Leslee Thorne-Murphy speaks on finding peace


Leslee Thorne-Murphy, department of English professor, spoke at the Nov. 10, 2015 devotional on how Jesus Christ can offer lasting peace.

Natalie Bothwell
BYU English professor Leslee Thorne-Murphy speaks on having the steady influence of Christ’s peace throughout life. (Natalie Bothwell)

“This peace rarely comes as a great and emphatic epiphany,” Thorne-Murphy said. “Instead, peace suffuses our lives when we make the daily effort to invite it.”

Thorne-Murphy used examples from Victorian literature and from the scriptures to show how the Holy Ghost can bring peace during times of trouble, as promised in John 14:27.
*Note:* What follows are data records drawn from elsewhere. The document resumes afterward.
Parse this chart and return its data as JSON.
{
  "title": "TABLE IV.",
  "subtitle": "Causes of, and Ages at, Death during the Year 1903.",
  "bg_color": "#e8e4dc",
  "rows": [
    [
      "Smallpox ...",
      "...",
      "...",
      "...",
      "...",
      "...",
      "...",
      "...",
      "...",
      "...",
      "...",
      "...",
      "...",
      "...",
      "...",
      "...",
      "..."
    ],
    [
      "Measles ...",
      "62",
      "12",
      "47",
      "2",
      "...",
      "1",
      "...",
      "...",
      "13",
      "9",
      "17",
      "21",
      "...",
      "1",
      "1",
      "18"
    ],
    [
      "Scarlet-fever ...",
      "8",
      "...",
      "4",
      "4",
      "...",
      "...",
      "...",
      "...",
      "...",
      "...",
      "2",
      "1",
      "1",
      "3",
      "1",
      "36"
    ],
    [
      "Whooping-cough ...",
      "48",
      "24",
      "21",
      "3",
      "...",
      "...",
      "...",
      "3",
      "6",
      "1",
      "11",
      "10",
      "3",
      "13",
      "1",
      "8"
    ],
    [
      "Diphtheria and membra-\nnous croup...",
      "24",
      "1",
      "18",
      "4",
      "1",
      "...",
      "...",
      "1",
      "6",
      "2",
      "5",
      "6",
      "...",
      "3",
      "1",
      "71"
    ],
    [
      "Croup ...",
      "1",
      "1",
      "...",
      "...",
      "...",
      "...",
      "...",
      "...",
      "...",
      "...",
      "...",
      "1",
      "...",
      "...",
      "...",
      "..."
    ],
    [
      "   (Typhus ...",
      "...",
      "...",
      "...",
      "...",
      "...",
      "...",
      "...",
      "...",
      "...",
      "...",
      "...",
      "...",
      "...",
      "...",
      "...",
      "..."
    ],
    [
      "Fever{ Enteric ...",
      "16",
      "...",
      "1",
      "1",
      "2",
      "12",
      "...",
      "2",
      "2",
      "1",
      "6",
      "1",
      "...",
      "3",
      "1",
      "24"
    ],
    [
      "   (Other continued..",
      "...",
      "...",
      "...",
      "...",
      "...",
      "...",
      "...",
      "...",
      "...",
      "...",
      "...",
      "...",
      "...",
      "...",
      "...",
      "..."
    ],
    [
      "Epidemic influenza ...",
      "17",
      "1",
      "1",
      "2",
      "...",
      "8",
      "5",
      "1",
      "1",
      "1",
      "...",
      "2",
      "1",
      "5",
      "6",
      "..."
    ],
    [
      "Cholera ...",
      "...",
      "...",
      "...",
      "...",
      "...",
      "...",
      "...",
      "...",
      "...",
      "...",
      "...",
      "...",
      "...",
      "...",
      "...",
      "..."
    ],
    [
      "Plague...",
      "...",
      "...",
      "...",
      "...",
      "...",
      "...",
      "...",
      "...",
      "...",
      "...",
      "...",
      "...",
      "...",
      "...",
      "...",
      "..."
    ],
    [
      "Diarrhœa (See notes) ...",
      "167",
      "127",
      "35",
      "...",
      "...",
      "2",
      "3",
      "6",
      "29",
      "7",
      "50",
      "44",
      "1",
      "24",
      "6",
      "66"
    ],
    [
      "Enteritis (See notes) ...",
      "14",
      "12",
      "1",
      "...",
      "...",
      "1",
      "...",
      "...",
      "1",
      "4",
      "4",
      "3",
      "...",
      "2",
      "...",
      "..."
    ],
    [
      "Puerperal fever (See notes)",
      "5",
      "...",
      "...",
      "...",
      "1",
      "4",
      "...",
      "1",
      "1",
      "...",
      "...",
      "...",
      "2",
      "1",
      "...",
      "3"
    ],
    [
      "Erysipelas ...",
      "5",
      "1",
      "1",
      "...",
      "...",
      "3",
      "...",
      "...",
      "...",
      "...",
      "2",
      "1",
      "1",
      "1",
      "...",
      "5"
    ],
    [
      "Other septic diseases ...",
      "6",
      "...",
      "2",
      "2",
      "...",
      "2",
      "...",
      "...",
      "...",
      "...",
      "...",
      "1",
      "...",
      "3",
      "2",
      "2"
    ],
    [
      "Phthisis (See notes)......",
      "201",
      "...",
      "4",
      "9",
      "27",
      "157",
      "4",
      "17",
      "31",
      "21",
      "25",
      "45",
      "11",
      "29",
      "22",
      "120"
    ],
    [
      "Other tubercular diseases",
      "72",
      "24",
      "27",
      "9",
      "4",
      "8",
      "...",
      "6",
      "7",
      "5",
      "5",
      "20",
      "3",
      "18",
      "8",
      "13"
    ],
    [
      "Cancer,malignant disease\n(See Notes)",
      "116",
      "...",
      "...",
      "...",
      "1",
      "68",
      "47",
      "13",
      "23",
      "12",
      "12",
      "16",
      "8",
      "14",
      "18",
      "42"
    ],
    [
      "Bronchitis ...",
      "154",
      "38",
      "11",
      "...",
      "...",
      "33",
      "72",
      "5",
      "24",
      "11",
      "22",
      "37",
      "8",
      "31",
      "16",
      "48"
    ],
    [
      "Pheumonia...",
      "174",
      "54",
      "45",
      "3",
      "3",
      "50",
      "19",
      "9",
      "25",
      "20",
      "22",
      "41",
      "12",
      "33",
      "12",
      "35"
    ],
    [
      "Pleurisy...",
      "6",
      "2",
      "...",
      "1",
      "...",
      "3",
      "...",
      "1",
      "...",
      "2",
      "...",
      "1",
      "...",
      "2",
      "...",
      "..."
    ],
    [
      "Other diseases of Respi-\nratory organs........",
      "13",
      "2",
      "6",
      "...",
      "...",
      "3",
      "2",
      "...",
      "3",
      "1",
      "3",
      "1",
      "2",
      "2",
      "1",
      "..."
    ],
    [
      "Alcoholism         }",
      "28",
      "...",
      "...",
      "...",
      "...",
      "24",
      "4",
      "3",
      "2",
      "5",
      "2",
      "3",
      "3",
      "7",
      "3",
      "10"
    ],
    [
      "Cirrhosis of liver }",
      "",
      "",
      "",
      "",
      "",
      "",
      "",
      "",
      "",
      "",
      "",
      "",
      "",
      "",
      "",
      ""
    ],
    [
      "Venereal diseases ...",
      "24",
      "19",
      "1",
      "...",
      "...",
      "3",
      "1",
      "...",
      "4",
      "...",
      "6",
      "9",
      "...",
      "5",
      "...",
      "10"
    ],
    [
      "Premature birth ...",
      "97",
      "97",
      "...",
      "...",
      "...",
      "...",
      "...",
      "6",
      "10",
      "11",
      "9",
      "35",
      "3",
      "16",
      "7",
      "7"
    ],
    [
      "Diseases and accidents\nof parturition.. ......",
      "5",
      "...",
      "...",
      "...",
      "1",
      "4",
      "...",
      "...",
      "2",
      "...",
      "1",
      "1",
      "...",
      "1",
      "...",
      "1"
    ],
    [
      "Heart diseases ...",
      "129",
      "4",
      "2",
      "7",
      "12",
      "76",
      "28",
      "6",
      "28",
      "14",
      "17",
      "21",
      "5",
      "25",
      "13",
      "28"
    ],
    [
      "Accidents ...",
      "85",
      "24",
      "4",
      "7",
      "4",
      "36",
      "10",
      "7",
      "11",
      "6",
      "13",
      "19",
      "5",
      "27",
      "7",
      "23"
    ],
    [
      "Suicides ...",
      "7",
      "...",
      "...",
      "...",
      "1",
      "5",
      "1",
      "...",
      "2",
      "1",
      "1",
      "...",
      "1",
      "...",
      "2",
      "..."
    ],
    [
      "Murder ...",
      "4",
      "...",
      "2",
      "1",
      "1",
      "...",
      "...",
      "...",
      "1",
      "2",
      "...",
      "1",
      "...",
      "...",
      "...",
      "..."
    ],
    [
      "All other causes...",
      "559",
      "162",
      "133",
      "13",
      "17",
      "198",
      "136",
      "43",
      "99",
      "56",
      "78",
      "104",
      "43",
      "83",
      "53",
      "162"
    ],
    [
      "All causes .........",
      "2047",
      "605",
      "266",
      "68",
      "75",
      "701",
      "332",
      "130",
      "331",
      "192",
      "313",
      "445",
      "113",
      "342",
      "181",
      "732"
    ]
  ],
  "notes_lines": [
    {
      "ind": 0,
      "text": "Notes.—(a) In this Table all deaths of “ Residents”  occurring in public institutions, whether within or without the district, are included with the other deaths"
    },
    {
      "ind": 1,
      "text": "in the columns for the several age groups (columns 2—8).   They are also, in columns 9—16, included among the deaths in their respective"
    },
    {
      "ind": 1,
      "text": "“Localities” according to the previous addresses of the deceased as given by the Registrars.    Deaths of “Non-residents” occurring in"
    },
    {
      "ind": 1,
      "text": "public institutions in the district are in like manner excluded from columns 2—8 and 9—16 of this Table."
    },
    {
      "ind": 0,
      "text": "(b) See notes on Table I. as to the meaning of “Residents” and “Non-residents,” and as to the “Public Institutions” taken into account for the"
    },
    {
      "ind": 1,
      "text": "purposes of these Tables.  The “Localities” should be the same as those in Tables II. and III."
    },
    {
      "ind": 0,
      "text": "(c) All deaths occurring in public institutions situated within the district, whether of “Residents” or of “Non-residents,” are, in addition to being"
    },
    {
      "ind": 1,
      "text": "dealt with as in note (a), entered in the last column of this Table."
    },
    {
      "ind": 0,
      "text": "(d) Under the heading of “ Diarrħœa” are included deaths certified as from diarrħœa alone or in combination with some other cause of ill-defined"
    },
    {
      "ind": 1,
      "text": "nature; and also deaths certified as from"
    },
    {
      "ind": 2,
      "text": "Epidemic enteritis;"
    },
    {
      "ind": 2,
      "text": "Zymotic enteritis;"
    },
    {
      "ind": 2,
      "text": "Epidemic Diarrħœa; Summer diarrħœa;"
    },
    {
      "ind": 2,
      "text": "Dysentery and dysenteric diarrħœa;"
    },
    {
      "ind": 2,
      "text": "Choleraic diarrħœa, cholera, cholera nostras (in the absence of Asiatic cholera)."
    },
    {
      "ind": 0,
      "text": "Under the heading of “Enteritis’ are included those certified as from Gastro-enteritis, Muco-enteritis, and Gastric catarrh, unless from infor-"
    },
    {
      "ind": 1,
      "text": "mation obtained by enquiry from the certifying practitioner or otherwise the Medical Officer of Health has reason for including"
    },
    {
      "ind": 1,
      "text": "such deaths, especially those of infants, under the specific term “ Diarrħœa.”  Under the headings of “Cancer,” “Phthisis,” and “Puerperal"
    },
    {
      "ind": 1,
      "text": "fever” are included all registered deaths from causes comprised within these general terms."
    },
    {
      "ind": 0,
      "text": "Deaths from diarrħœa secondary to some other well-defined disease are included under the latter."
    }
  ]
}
Thorne-Murphy asked students how they can find peace in the midst of their busy lives. She said understanding Christ’s shaping role in our lives is key to feeling His peace.

“The Lord created us in the beginning, and he will continue to shape us now,” Thorne-Murphy said.

She added that Christ expects people to take a part in their own shaping, and to do this they should “cultivate a sensitivity to the Lord’s promptings.”

Thorne-Murphy brought in her field of work by examining the principles of peace in Victorian author Charlotte Yonge’s book “The Pillars of the House.”

In Yonge’s work, Thorne-Murphy said, Christian principles are learned and tested in the family. Yonge illustrates that family life is full of trials that allow mothers, fathers and children to grow.

“Underlying this narrative is a prolonged contemplation on what it means to live a peaceful life in the midst of nearly unimaginable adversity,” Thorne-Murphy said.

One of Yonge’s characters, Felix Underwood, is forced to assume responsibility for the well-being of his siblings after the death of both their parents. At 16 years old, Felix drops out of school to be able to work to support his family.

Thorne-Murphy pointed out that “Felix” means happy or having good fortune in Latin. She said she doesn’t think this character was named ironically.

“Looking at what Felix has endured, peace and happiness do not seem to be the hallmarks of his life,” Thorne-Murphy said. “Yet for Felix — charity, patience, peacemaking, humility, reverence — they have all combined to shape him into a person who is capable of enduring adversity while retaining the peace that Christ offers to us all.”

Thorne-Murphy concluded by saying the little moments people pause to remember Christ and to be more charitable invite Christ’s peace into their lives. She said Christ’s peace will not make their lives easy, but it will give them “courage and confidence to carry on.”